The title says all, post a photo of your favourite aquascape and why!! Can be from a UKAPS member or not.

Cheers
Paulo


----------



## Andy D (27 Dec 2015)

This is really tough! There are so many aquascapes to choose from. I will stick to UKAPS to narrow down the field.

My choice comes down to it being a brilliant aquascape (of course) with great attention to detail. 

The_Iceman






Journal - 60P - A Brief Crack of Light
http://www.ukaps.org/forum/index.php?threads/60P---A-Brief-Crack-of-Light.37869/


----------



## Andy D (30 Dec 2015)

Anyone else got a favourite?


----------



## parotet (30 Dec 2015)

Mine is this one:





I love some of the tanks in UKAPS but I have seen today my first giant Amano tank in Lisbon

Jordi


----------



## EvitaL (30 Dec 2015)

I think mine has to be Mr. Teapots Green Pekoe Pond from Ukaps  I read his journal about three times from start to finish.

Lähetetty minun GT-I9305 laitteesta Tapatalkilla


----------



## parotet (30 Dec 2015)

EvitaL said:


> I think mine has to be Mr. Teapots Green Pekoe Pond from Ukaps  I read his journal about three times from start to finish.
> 
> Lähetetty minun GT-I9305 laitteesta Tapatalkilla


Yup... Great one!

Jordi


----------



## tim (30 Dec 2015)

My favourite of the year http://www.ukaps.org/forum/threads/stus-120x45x45-tank-sponsored-by-tropica.36083/
Great to see stu worrall back in the top 100.


----------



## Konrad Michalski (30 Dec 2015)

My vote for Mr.
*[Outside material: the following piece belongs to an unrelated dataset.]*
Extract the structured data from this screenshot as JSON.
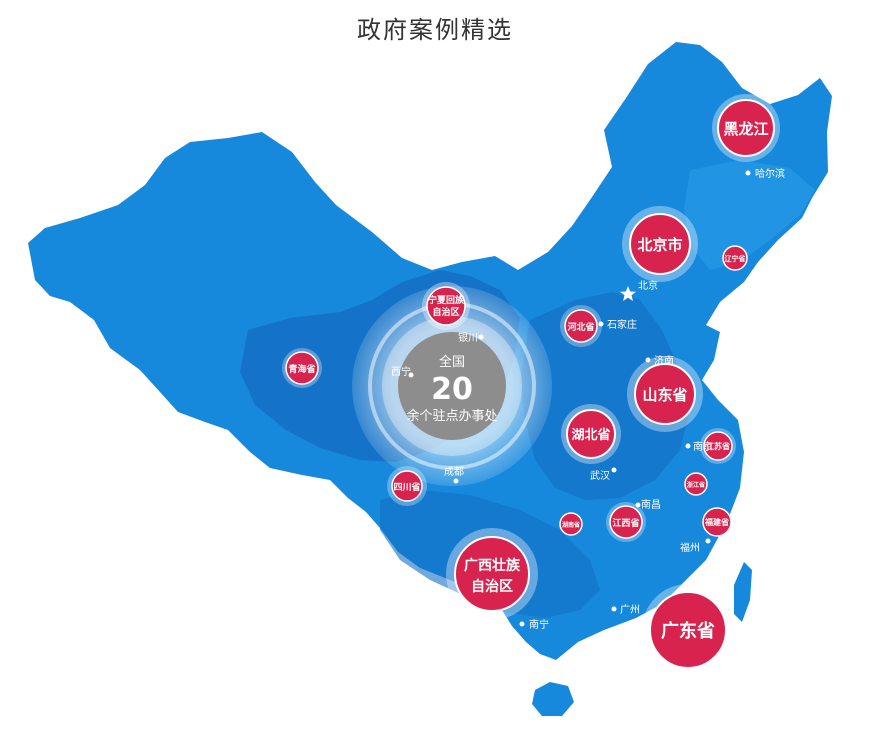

Takayuki Fukada 2015's IAPLC winner


----------



## Derek113 (30 Dec 2015)

parotet said:


> Mine is this one:
> 
> View attachment 79648
> 
> ...



At first glance it looks photo shopped. I know its not but the guy in the photo gives a bad illusion.


----------



## flygja (31 Dec 2015)

I don't think I can choose... please don't make me choose!!


----------



## parotet (31 Dec 2015)

Derek113 said:


> At first glance it looks photo shopped. I know its not but the guy in the photo gives a bad illusion.


Yup, the room is completely dark... Good trick to make you see a brighter aquarium (which is actually low light planted tank) and sharp colors. The very white La Plata sand also helps in this illusion. No photoshop, just raw shots from my phone. I would say that the automatic shot adjustment did a good job and it really looks this way

Jordi


----------



## zozo (31 Dec 2015)

I can't deside, to many favorites for me..


----------



## LondonDragon (3 Jan 2016)

parotet said:


> Mine is this one:


It sure was my highlight of 2015! Has to be seen to take it all in! Lost myself there for hours!


----------



## Derek113 (3 Jan 2016)

This ones my favorite.


----------